Locating Ice Walleyes on Structure vs. Across Basins

by | Nov 25, 2015 | 0 comments

In lakes with distinct structure, walleyes hug the edges of points and humps. On lakes lacking structure, however, fish roam basins with subtler fish-attracting areas.

Out on the south basin of Lake Winnipeg, Manitoba, one of the largest lakes in the world, my buddy Alex Kessler and I were hunting for walleyes. According to Alex, the lake has potential for world record walleyes. The key for us was to keep moving until we found a school of fish and then hunker down on them.

Fishing Structures

Many lakes and reservoirs have prominent structural features where walleyes concentrate in distinctive locations such as at the tips of shoreline points or edges of underwater homes. Often GPS hydrographic maps allow you to drive directly to key spots that appear on your screen, making fish location a relatively easy part of the fishing process.

Fishing Across Basins

Other waters like the one we were fishing have slowly sloping shorelines and expansive basins with little to no obvious structure.

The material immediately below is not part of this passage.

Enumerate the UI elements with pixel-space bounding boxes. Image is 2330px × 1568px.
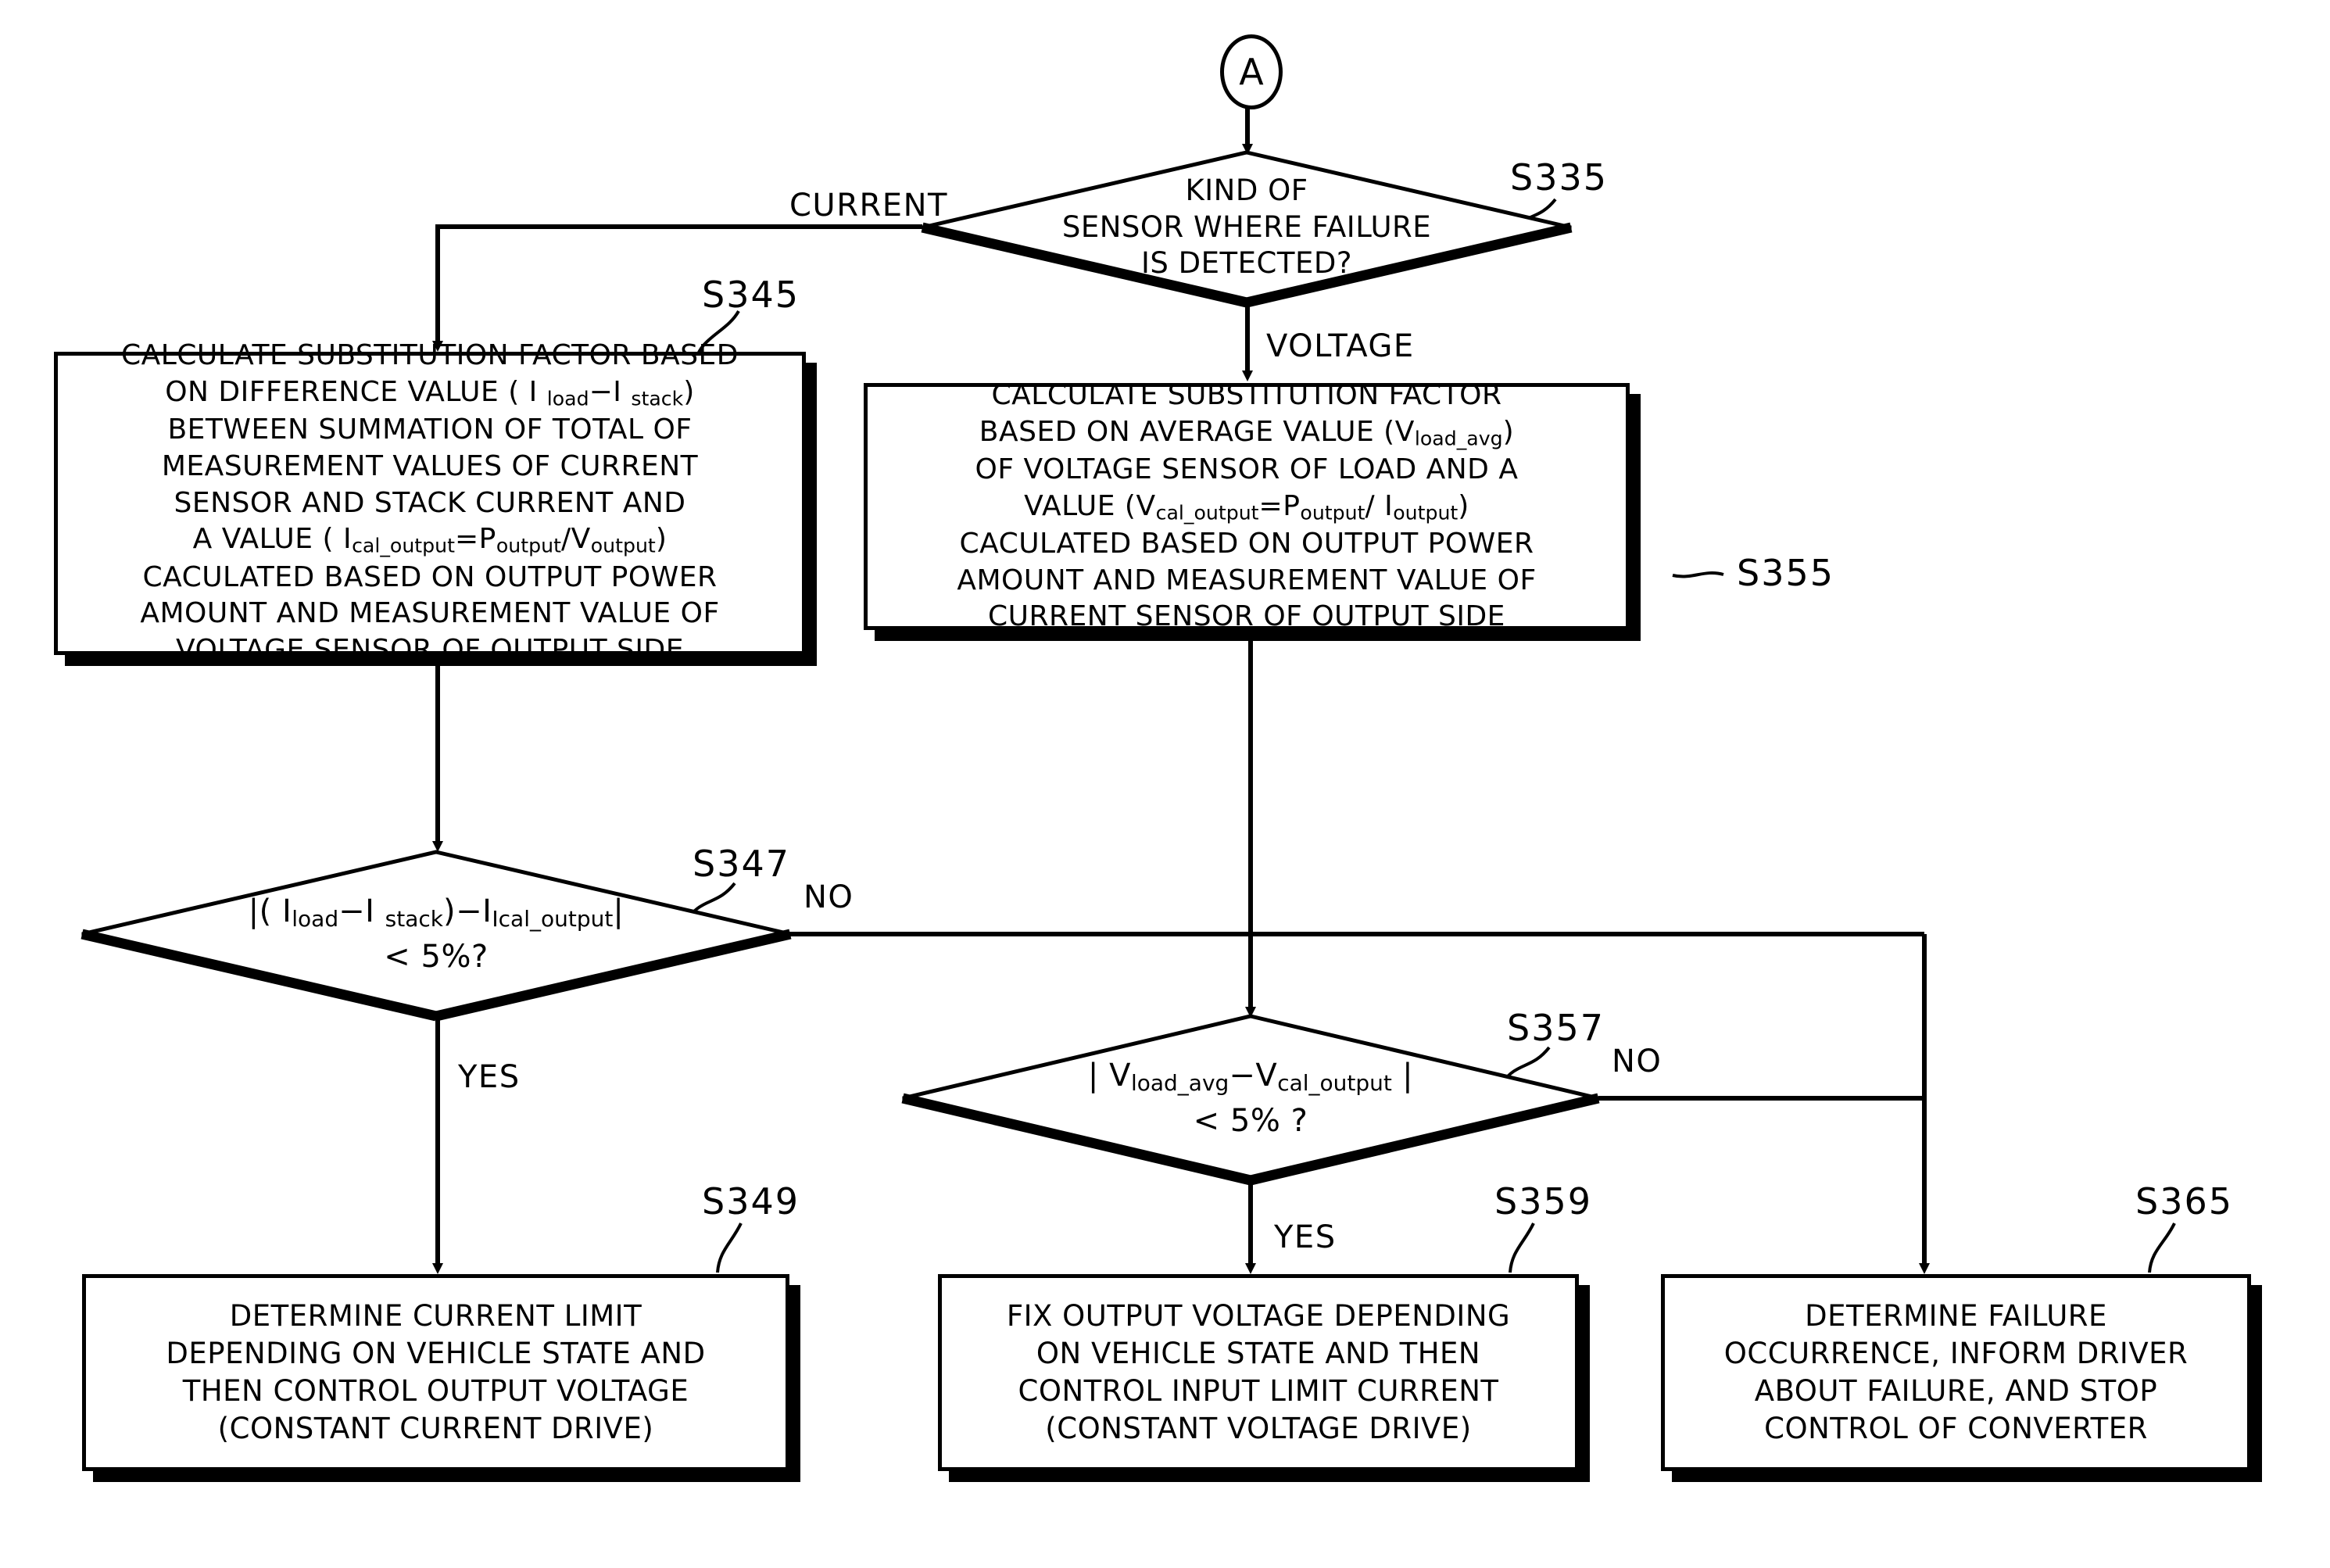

Areas that change a mere foot or two in depth across a hundred-yard stretch or where transitions occur between harder and softer bottom offer just about as much change as fish are likely to encounter. Locating fish in these lakes requires a mobile search effort beginning in high percentage areas that are likely to draw or funnel fish movement. River mouths, the mouths of large bays, narrows, and even ice heaves that break up otherwise uniform terrain are good places to start your search. Migrating or moving fish tend to linger in these, milling throughout them in loose fruits rather than in tight schools.


Lake Winnipeg is a great place to go walleye fishing. Whether you are fishing structures or across basins, the key is to keep moving until you locate the fish. Once you find them, you can hunker down and start catching. With the right knowledge and effort, you can have a successful day of fishing.